Informações sobre a chamada “cadeia dominial” permitirão aos interessados identificar quais bancos e empresas detêm a fatia de R$ 141 bilhões em precatórios atualmente em circulação no mercado, esperando a regulamentação para serem utilizados em outorgas públicas. A aprovação da PEC dos Precatórios em 2021 deu impulso ao mercado desses créditos. Contudo, em março, a Advocacia Geral da União (AGU) revogou a portaria que regulamentava o uso dos precatórios, estabelecendo um grupo de trabalho para regulamentar a questão.
Jorge Messias, Ministro da Advocacia Geral da União, comentou que “o governo anterior desrespeitou duas instituições da República, o Zé Gotinha e os precatórios nacionais”. Segundo ele, a aceitação do acordo proposto pela PEC ocorreu porque havia interesse no mercado, mas agora é necessário reavaliar os critérios utilizados.

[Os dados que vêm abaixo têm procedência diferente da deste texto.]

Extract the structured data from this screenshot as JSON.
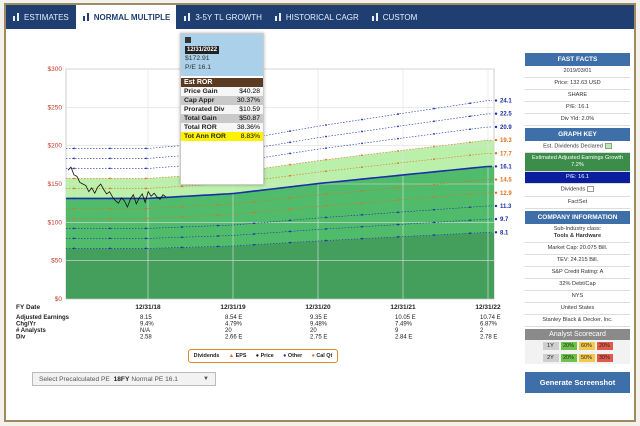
{
  "tabs": [
    {
      "label": "ESTIMATES",
      "icon": "list-icon"
    },
    {
      "label": "NORMAL MULTIPLE",
      "icon": "bar-chart-icon"
    },
    {
      "label": "3-5Y TL GROWTH",
      "icon": "bar-chart-icon"
    },
    {
      "label": "HISTORICAL CAGR",
      "icon": "bar-chart-icon"
    },
    {
      "label": "CUSTOM",
      "icon": "bar-chart-icon"
    }
  ],
  "chart_data": {
    "type": "line",
    "y_ticks": [
      "$300",
      "$250",
      "$200",
      "$150",
      "$100",
      "$50",
      "$0"
    ],
    "ylim": [
      0,
      300
    ],
    "x_dates": [
      "12/31/18",
      "12/31/19",
      "12/31/20",
      "12/31/21",
      "12/31/22"
    ],
    "right_labels": [
      "24.1",
      "22.5",
      "20.9",
      "19.3",
      "17.7",
      "16.1",
      "14.5",
      "12.9",
      "11.3",
      "9.7",
      "8.1"
    ],
    "right_colors": [
      "#1a2fa8",
      "#1a2fa8",
      "#1a2fa8",
      "#e07020",
      "#e07020",
      "#1a2fa8",
      "#e07020",
      "#e07020",
      "#1a2fa8",
      "#1a2fa8",
      "#1a2fa8"
    ],
    "eps": [
      8.15,
      8.54,
      9.35,
      10.05,
      10.74
    ],
    "pe_multiples": [
      8.1,
      9.7,
      11.3,
      12.9,
      14.5,
      16.1,
      17.7,
      19.3,
      20.9,
      22.5,
      24.1
    ],
    "price_history": [
      168,
      172,
      162,
      160,
      152,
      150,
      148,
      140,
      145,
      138,
      146,
      150,
      143,
      137,
      140,
      133,
      128,
      125,
      132,
      128,
      120,
      130,
      136,
      124,
      132,
      137,
      126,
      140,
      134,
      138,
      133,
      130,
      136,
      133
    ],
    "table": {
      "fy_label": "FY Date",
      "row_labels": [
        "Adjusted Earnings",
        "Chg/Yr",
        "# Analysts",
        "Div"
      ],
      "cols": [
        {
          "vals": [
            "8.15",
            "9.4%",
            "N/A",
            "2.58"
          ]
        },
        {
          "vals": [
            "8.54 E",
            "4.79%",
            "20",
            "2.66 E"
          ]
        },
        {
          "vals": [
            "9.35 E",
            "9.48%",
            "20",
            "2.75 E"
          ]
        },
        {
          "vals": [
            "10.05 E",
            "7.49%",
            "9",
            "2.84 E"
          ]
        },
        {
          "vals": [
            "10.74 E",
            "6.87%",
            "2",
            "2.78 E"
          ]
        }
      ]
    }
  },
  "tooltip": {
    "date": "12/31/2022",
    "price": "$172.91",
    "pe": "P/E 16.1",
    "header": "Est ROR",
    "rows": [
      {
        "label": "Price Gain",
        "value": "$40.28",
        "style": "g1"
      },
      {
        "label": "Cap Appr",
        "value": "30.37%",
        "style": "g2"
      },
      {
        "label": "Prorated Div",
        "value": "$10.59",
        "style": "g1"
      },
      {
        "label": "Total Gain",
        "value": "$50.87",
        "style": "g2"
      },
      {
        "label": "Total ROR",
        "value": "38.36%",
        "style": "g1"
      },
      {
        "label": "Tot Ann ROR",
        "value": "8.83%",
        "style": "hl"
      }
    ]
  },
  "legend": [
    {
      "label": "Dividends",
      "marker": "none"
    },
    {
      "label": "EPS",
      "marker": "triangle",
      "color": "#e07020"
    },
    {
      "label": "Price",
      "marker": "dot",
      "color": "#111"
    },
    {
      "label": "Other",
      "marker": "dot",
      "color": "#1a2fa8"
    },
    {
      "label": "Cal Qt",
      "marker": "dot",
      "color": "#e07020"
    }
  ],
  "select": {
    "prefix": "Select Precalculated PE",
    "bold": "18FY",
    "suffix": "Normal PE 16.1"
  },
  "fast_facts": {
    "title": "FAST FACTS",
    "date": "2019/03/01",
    "price": "Price: 132.63 USD",
    "share": "SHARE",
    "pe": "P/E: 16.1",
    "div": "Div Yld: 2.0%"
  },
  "graph_key": {
    "title": "GRAPH KEY",
    "est_div": "Est. Dividends Declared",
    "growth": "Estimated Adjusted Earnings Growth 7.2%",
    "pe": "P/E: 16.1",
    "dividends": "Dividends",
    "factset": "FactSet"
  },
  "company": {
    "title": "COMPANY INFORMATION",
    "sub": "Sub-Industry class:",
    "sub_val": "Tools & Hardware",
    "mcap": "Market Cap: 20.075 Bill.",
    "tev": "TEV: 24.215 Bill.",
    "credit": "S&P Credit Rating: A",
    "debt": "32% Debt/Cap",
    "exch": "NYS",
    "country": "United States",
    "name": "Stanley Black & Decker, Inc."
  },
  "scorecard": {
    "title": "Analyst Scorecard",
    "rows": [
      {
        "cells": [
          {
            "t": "1Y",
            "c": "#cfcfcf"
          },
          {
            "t": "20%",
            "c": "#6cc24a"
          },
          {
            "t": "60%",
            "c": "#f2c94c"
          },
          {
            "t": "20%",
            "c": "#e05a4a"
          }
        ]
      },
      {
        "cells": [
          {
            "t": "2Y",
            "c": "#cfcfcf"
          },
          {
            "t": "20%",
            "c": "#6cc24a"
          },
          {
            "t": "50%",
            "c": "#f2c94c"
          },
          {
            "t": "30%",
            "c": "#e05a4a"
          }
        ]
      }
    ]
  },
  "generate_label": "Generate Screenshot"
}
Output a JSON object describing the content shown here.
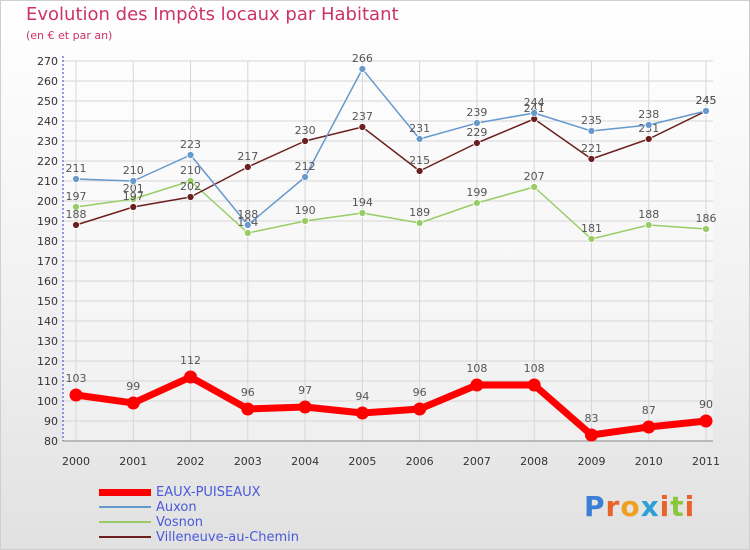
{
  "header": {
    "title": "Evolution des Impôts locaux par Habitant",
    "subtitle": "(en € et par an)"
  },
  "logo": {
    "text": "Proxiti"
  },
  "colors": {
    "title": "#cc3366",
    "axis_text": "#333333",
    "grid": "#d6d6d6",
    "legend_text": "#4a5ad8"
  },
  "chart_data": {
    "type": "line",
    "title": "Evolution des Impôts locaux par Habitant",
    "subtitle": "(en € et par an)",
    "xlabel": "",
    "ylabel": "",
    "categories": [
      "2000",
      "2001",
      "2002",
      "2003",
      "2004",
      "2005",
      "2006",
      "2007",
      "2008",
      "2009",
      "2010",
      "2011"
    ],
    "ylim": [
      80,
      270
    ],
    "yticks": [
      80,
      90,
      100,
      110,
      120,
      130,
      140,
      150,
      160,
      170,
      180,
      190,
      200,
      210,
      220,
      230,
      240,
      250,
      260,
      270
    ],
    "grid": true,
    "legend_position": "bottom-left",
    "series": [
      {
        "name": "EAUX-PUISEAUX",
        "color": "#ff0000",
        "values": [
          103,
          99,
          112,
          96,
          97,
          94,
          96,
          108,
          108,
          83,
          87,
          90
        ]
      },
      {
        "name": "Auxon",
        "color": "#6699cc",
        "values": [
          211,
          210,
          223,
          188,
          212,
          266,
          231,
          239,
          244,
          235,
          238,
          245
        ]
      },
      {
        "name": "Vosnon",
        "color": "#99cc66",
        "values": [
          197,
          201,
          210,
          184,
          190,
          194,
          189,
          199,
          207,
          181,
          188,
          186
        ]
      },
      {
        "name": "Villeneuve-au-Chemin",
        "color": "#6b1f1f",
        "values": [
          188,
          197,
          202,
          217,
          230,
          237,
          215,
          229,
          241,
          221,
          231,
          245
        ]
      }
    ]
  }
}
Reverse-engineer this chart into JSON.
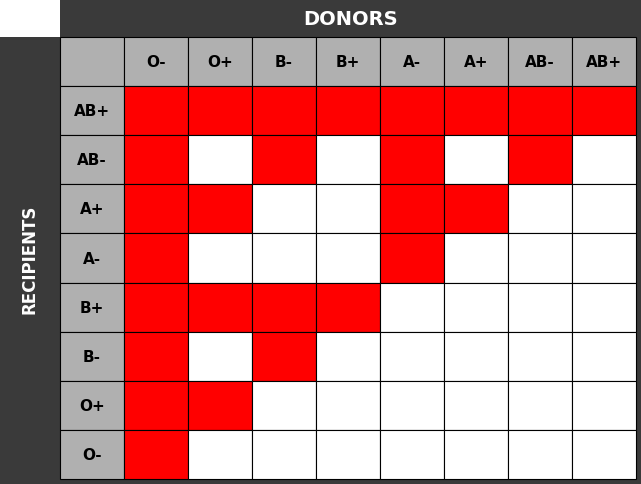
{
  "donors": [
    "O-",
    "O+",
    "B-",
    "B+",
    "A-",
    "A+",
    "AB-",
    "AB+"
  ],
  "recipients": [
    "AB+",
    "AB-",
    "A+",
    "A-",
    "B+",
    "B-",
    "O+",
    "O-"
  ],
  "compatibility": [
    [
      1,
      1,
      1,
      1,
      1,
      1,
      1,
      1
    ],
    [
      1,
      0,
      1,
      0,
      1,
      0,
      1,
      0
    ],
    [
      1,
      1,
      0,
      0,
      1,
      1,
      0,
      0
    ],
    [
      1,
      0,
      0,
      0,
      1,
      0,
      0,
      0
    ],
    [
      1,
      1,
      1,
      1,
      0,
      0,
      0,
      0
    ],
    [
      1,
      0,
      1,
      0,
      0,
      0,
      0,
      0
    ],
    [
      1,
      1,
      0,
      0,
      0,
      0,
      0,
      0
    ],
    [
      1,
      0,
      0,
      0,
      0,
      0,
      0,
      0
    ]
  ],
  "red_color": "#ff0000",
  "white_color": "#ffffff",
  "gray_header_color": "#b0b0b0",
  "dark_bg_color": "#3a3a3a",
  "header_text_color": "#ffffff",
  "cell_text_color": "#000000",
  "title": "DONORS",
  "row_label": "RECIPIENTS",
  "title_fontsize": 14,
  "header_fontsize": 11,
  "row_label_fontsize": 12
}
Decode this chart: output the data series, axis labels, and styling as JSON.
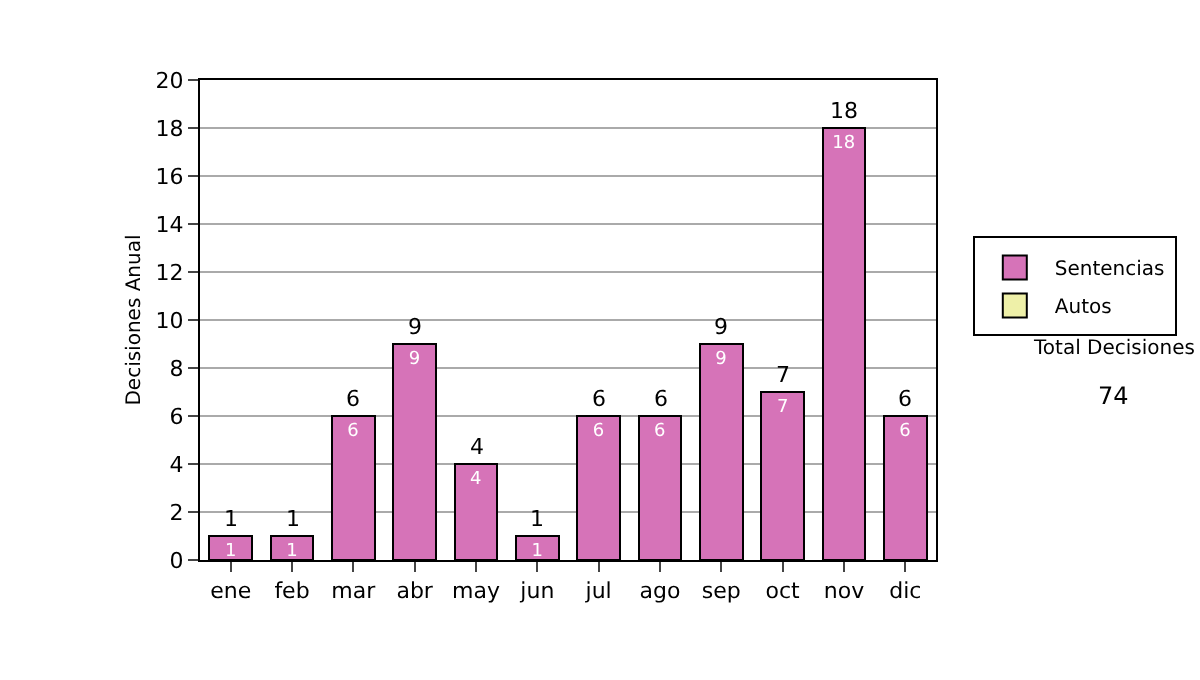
{
  "chart_data": {
    "type": "bar",
    "ylabel": "Decisiones Anual",
    "categories": [
      "ene",
      "feb",
      "mar",
      "abr",
      "may",
      "jun",
      "jul",
      "ago",
      "sep",
      "oct",
      "nov",
      "dic"
    ],
    "series": [
      {
        "name": "Sentencias",
        "color": "#d673b8",
        "values": [
          1,
          1,
          6,
          9,
          4,
          1,
          6,
          6,
          9,
          7,
          18,
          6
        ]
      },
      {
        "name": "Autos",
        "color": "#eef0a8",
        "values": [
          null,
          null,
          null,
          null,
          null,
          null,
          null,
          null,
          null,
          null,
          null,
          null
        ]
      }
    ],
    "stacked": true,
    "data_labels": true,
    "totals": [
      "1",
      "1",
      "6",
      "9",
      "4",
      "1",
      "6",
      "6",
      "9",
      "7",
      "18",
      "6"
    ],
    "ylim": [
      0,
      20
    ],
    "yticks": [
      0,
      2,
      4,
      6,
      8,
      10,
      12,
      14,
      16,
      18,
      20
    ],
    "grid": "y",
    "legend": "right",
    "annotations": [
      "Total Decisiones",
      "74"
    ]
  }
}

O Ministro espera que as novas regras estabeleçam um limite de uso dos precatórios de até 50% das outorgas. Adicionalmente, será importante considerar as garantias oferecidas aos outorgantes para evitar disputas judiciais ou administrativas. Segundo Messias, a quantidade de precatórios usados respeitará o edital de cada outorga e as necessidades projetadas do Tesouro Nacional para cada ano.
Dados da Instituição Fiscal Independente (IFI) do Senado Federal indicam que, sob as regras atuais, a dívida de precatórios pode atingir R$ 500 bilhões até o final do governo de Luiz Inácio Lula da Silva. Esse passivo financeiro incentivará a AGU a propor, por meio desse novo ato normativo, uma revisão da PEC dos Precatórios.